The day always comes. The light is so clear that every leaf, every petal seems lit from within. The few clouds enhance how blue the sky is. If the day were distilled into syrup and set on the kitchen windowsill, it would glow like honey all winter. But this is a day that cannot keep; it is the day before the first frost.
The girls and I work in the garden, disbelieving frost will happen. We remember cold. We chose the seeds when this ground was frozen. We sorted the packets and started the seeds growing on windowsills. And the year finally turned, oh joy. When the sun was higher in the sky every day, we planted the seedlings out into the warming soil. We tended the plants, harvested what budded and bloomed and turned to fruit. Rain came, and sunshine, and we were out in the garden every day. But, somehow, now, the year is turning again. Tomorrow, these supple, shining leaves will be blackened and crisp. Strong stems will look charred. One cold night will shrivel these plants we have tended for months. It will shrink them to nothing.
Our lives, too, are beginning the slow evolution of shrinking to the size of the rooms where we spend the winter. We are gathering in the last of the beans and the sunflowers and the cosmos blooming wildly. We bring as much of the outdoor bounty inside as we can manage; we don't want to be alone in there.

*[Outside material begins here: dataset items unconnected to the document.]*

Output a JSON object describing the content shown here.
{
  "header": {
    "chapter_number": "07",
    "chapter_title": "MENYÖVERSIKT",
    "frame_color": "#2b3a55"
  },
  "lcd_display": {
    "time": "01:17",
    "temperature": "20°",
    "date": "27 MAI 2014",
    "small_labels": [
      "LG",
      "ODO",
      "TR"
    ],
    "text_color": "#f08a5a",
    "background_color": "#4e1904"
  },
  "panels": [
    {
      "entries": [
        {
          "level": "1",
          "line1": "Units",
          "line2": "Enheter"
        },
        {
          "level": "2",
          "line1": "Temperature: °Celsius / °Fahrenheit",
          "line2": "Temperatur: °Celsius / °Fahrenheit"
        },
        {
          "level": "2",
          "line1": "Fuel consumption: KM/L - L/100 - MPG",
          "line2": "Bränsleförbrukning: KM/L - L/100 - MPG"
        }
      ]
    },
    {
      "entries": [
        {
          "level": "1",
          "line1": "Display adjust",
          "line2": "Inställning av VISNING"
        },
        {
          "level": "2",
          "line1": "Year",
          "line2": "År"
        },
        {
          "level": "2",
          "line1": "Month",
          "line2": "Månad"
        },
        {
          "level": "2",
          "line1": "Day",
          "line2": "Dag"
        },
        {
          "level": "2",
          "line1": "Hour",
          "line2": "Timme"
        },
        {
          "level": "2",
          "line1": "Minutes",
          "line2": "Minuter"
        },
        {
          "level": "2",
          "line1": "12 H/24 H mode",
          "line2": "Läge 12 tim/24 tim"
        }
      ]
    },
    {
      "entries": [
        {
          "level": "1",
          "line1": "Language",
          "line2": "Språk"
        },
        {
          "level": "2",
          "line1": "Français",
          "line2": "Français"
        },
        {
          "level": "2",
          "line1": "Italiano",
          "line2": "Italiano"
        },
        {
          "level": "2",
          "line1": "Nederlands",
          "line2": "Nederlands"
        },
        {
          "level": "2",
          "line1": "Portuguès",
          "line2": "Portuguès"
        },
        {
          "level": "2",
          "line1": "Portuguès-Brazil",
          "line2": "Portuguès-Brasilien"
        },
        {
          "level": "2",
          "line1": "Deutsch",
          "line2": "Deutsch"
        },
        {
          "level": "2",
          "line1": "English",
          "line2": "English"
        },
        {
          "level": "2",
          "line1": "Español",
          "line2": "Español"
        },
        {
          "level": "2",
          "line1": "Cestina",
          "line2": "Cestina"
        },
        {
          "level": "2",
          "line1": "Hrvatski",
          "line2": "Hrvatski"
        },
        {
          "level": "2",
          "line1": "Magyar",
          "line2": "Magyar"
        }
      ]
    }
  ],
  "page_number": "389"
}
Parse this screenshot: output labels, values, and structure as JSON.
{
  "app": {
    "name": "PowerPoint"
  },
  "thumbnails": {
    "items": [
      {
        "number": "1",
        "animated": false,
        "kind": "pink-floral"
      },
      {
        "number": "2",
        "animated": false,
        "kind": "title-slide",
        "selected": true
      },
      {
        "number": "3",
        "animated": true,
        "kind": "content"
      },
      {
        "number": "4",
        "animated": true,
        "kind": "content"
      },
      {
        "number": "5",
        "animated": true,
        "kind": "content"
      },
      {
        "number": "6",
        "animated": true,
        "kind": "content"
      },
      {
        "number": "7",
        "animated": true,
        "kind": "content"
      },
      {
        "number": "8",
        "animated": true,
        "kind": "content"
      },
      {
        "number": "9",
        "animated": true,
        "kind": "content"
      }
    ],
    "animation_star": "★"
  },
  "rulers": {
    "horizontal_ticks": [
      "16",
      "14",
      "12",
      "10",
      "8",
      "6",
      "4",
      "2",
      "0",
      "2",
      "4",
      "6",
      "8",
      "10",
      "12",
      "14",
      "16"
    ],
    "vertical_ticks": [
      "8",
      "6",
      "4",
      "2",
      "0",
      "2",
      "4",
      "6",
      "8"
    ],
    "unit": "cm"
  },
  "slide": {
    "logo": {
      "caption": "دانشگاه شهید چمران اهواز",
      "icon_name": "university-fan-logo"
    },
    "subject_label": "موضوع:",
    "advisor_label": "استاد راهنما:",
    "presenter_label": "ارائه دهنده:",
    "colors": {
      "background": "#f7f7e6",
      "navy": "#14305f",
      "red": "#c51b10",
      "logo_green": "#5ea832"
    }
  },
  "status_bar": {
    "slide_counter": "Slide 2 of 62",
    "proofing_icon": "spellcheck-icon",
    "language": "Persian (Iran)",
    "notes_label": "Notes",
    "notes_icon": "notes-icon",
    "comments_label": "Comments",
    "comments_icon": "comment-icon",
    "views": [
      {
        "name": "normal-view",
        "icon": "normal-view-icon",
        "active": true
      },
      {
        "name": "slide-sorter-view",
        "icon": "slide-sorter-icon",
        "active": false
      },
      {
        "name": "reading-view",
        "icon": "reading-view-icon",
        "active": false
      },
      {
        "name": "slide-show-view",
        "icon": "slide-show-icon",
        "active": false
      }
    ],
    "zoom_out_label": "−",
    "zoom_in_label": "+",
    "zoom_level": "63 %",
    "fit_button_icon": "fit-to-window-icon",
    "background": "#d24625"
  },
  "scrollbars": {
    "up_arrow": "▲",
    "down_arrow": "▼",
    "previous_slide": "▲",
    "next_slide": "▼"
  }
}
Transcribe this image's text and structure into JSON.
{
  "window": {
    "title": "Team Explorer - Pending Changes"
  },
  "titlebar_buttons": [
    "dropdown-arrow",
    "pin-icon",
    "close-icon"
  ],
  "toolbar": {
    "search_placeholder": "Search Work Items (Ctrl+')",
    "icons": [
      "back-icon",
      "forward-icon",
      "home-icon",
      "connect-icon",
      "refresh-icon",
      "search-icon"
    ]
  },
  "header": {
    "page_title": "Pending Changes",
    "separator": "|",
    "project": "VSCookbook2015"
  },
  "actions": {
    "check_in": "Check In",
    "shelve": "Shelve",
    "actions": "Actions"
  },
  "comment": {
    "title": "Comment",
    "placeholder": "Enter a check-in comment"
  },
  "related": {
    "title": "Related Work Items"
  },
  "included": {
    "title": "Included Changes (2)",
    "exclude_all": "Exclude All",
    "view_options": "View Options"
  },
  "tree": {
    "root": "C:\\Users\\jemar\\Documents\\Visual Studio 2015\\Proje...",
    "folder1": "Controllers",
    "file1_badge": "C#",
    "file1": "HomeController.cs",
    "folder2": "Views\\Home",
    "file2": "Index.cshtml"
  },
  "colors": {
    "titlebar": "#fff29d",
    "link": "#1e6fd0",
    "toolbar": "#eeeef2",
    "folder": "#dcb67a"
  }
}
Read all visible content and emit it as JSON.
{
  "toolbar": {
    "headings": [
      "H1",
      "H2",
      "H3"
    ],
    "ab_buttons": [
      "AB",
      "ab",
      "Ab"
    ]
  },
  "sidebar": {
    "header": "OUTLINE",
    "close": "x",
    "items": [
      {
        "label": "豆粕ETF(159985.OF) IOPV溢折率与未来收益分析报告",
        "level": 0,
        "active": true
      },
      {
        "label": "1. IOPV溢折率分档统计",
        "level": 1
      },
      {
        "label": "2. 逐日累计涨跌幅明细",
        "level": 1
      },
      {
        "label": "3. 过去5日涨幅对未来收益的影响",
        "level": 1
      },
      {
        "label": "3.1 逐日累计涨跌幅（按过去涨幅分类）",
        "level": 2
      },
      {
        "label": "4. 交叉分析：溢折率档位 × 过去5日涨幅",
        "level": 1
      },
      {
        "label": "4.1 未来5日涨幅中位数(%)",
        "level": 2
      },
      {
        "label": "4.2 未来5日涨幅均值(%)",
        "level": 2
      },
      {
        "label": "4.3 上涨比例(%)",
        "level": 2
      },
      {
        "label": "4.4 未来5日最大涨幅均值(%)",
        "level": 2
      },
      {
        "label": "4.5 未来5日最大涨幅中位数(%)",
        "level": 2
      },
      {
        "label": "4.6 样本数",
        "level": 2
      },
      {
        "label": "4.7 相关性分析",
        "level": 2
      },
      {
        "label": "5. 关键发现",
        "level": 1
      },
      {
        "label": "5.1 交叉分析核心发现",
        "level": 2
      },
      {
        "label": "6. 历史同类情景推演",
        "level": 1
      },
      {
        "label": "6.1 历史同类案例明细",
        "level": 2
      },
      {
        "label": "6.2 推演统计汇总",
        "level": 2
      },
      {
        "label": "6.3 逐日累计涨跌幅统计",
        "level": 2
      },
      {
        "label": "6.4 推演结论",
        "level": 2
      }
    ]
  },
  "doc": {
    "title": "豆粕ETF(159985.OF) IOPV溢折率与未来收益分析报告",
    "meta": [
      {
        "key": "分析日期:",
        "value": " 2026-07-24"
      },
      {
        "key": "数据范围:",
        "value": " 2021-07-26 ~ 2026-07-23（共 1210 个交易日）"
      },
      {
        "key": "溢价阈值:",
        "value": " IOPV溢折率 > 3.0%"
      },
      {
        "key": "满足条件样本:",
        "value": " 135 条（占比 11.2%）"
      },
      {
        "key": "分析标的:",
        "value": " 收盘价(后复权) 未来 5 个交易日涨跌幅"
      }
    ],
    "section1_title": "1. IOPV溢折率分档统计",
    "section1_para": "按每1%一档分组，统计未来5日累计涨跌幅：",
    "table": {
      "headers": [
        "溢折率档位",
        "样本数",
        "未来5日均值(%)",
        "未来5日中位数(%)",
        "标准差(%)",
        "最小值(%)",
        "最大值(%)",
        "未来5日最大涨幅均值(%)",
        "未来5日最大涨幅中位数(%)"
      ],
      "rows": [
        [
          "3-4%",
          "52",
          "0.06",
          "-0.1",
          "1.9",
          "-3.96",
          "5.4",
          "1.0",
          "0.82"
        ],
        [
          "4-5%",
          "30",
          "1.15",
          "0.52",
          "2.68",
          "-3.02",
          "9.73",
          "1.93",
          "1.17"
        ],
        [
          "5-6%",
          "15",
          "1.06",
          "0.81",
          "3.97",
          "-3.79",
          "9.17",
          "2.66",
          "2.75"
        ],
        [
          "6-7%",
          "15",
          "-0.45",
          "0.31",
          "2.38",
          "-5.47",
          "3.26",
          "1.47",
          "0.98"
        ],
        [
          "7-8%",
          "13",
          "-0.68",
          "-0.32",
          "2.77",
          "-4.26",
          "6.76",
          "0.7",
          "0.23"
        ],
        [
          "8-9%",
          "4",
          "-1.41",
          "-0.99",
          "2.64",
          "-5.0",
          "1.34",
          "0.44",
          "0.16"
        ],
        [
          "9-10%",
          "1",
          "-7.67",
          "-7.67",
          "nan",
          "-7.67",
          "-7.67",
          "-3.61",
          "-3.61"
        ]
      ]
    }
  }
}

Maybe it's because I'm a bookish gardener, but I'm helpless against the metaphor. The earthworm burrows deeper in the compost heap and probably doesn't consider why. I do. I can't help myself. The last day in the thriving garden, as I clip the buoyant peas and search for the hidden cucumbers and roll nasturtium pods off the plants, I am wistful. Gardening is participating in the life cycle, getting our hands dirty in it, our knees sore with it, our hearts too. What comes will go. And each year the bright blue day does come that will end the season, and my girls and I go out on that day and gather in as much as we can, hoping to savor its simple goodness for a little longer. Working to bring in those few tender things, even as we feel change in the air, we pause to admire that beautiful sky and still cannot quite believe what the night will bring.